Sie bediente sich zeitgleich verschiedener künstlerischer Stile, auch das ist bisher weniger bekannt. Die Künstlerin war sehr interessiert, immer wieder mit etwas Neuem zu experimentieren, wie der Umgang mit der Fotografie zeigt. Sie interessierte sich ebenfalls für das neue Medium des Films. In der Ausstellung zeigen wir deshalb Filme, die Münter gesehen hat. Sie ging von 1900 bis zu ihrem Tod oft ins Kino. Die Titel der Film hat sie in ihrem Tagebuch festgehalten. Direkte formale oder thematische Verbindungen zwischen den Filmen und Münters Werk lassen sich zwar nicht herstellen. Für mich ist es aber konsequent, dass sie gern und sehr gut fotografiert und sich für das Medium Film interessiert.

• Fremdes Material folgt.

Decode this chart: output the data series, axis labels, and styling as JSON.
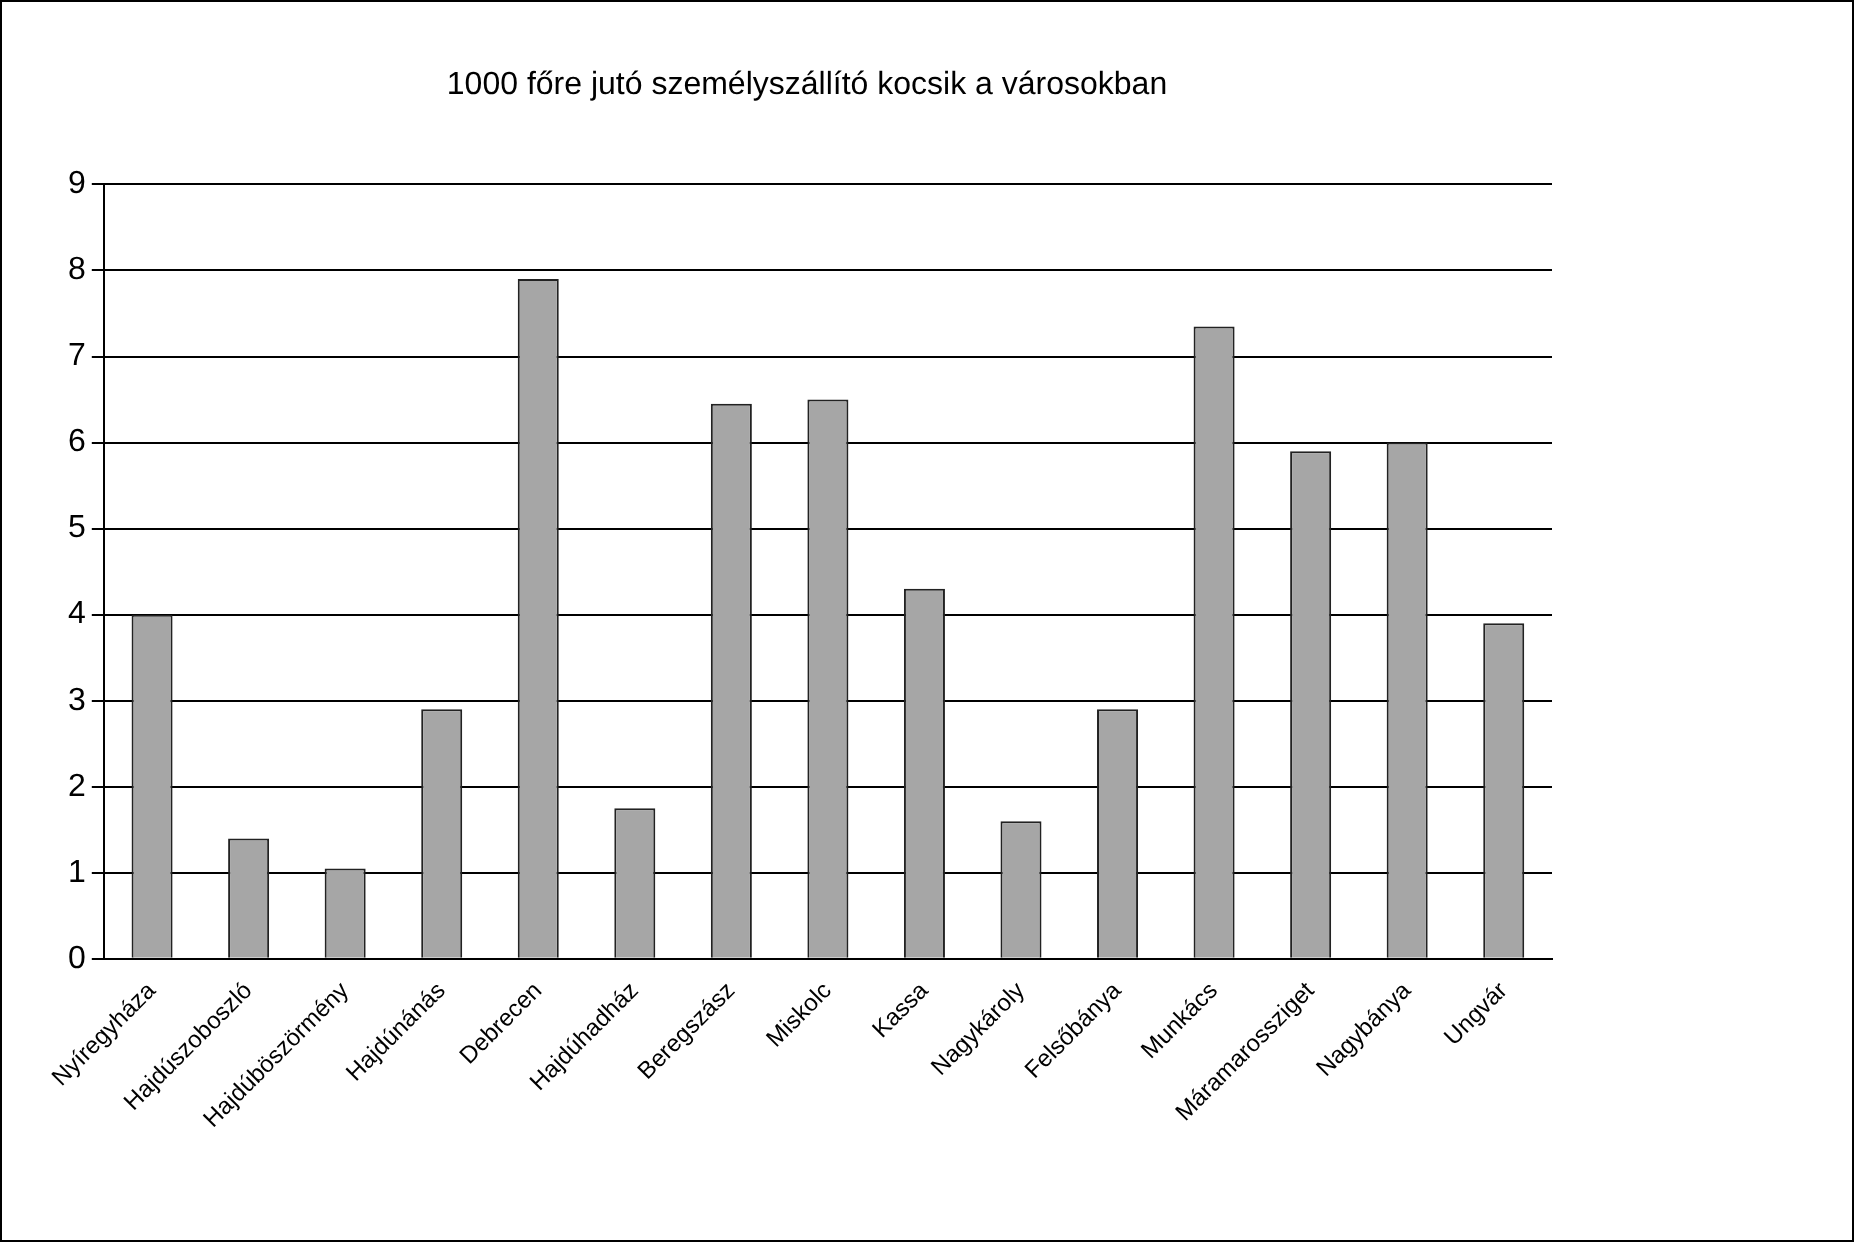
{
  "chart_data": {
    "type": "bar",
    "title": "1000 főre jutó személyszállító kocsik a városokban",
    "categories": [
      "Nyíregyháza",
      "Hajdúszoboszló",
      "Hajdúböszörmény",
      "Hajdúnánás",
      "Debrecen",
      "Hajdúhadház",
      "Beregszász",
      "Miskolc",
      "Kassa",
      "Nagykároly",
      "Felsőbánya",
      "Munkács",
      "Máramarossziget",
      "Nagybánya",
      "Ungvár"
    ],
    "values": [
      4.0,
      1.4,
      1.05,
      2.9,
      7.9,
      1.75,
      6.45,
      6.5,
      4.3,
      1.6,
      2.9,
      7.35,
      5.9,
      6.0,
      3.9
    ],
    "color": "#a6a6a6",
    "ylim": [
      0,
      9
    ],
    "yticks": [
      0,
      1,
      2,
      3,
      4,
      5,
      6,
      7,
      8,
      9
    ],
    "grid": "y",
    "legend": false
  }
}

Das passt zusammen.

Worauf können sich die Besucherinnen und Besucher darüber hinaus freuen?

Isabelle Jansen: Wir bieten interaktive Elemente für die jungen Besucherinnen und Besucher an, die gut in unser Konzept passen. Wie möchten eine große Ausstellung zu einer Künstlerin der Klassischen Moderne machen, die anders ist. Wer die Ausstellung mit Kindern ab 2 Jahren besucht, findet auch außerhalb unserer Familienworkshops unterschiedliche Materialien, die dazu anregen erste Erfahrungen mit der Kunst von Gabriele Münter zu machen. Mit Bilderwürfeln lassen sich zum Beispiel ihre Werke nachbauen und mit Abbildungen ihrer Fotografien können eigene Geschichten in einem Fotoroman erzählt werden. Auch unsere Aktionskarten, die sich an lesende Kinder und Jugendliche richten, fördern die genaue Betrachtung der Bilder und stellen Fragen, die uns auch in unserem eigenen Alltag begegnen und beschäftigen.

Das Interview führte Monika Fischer.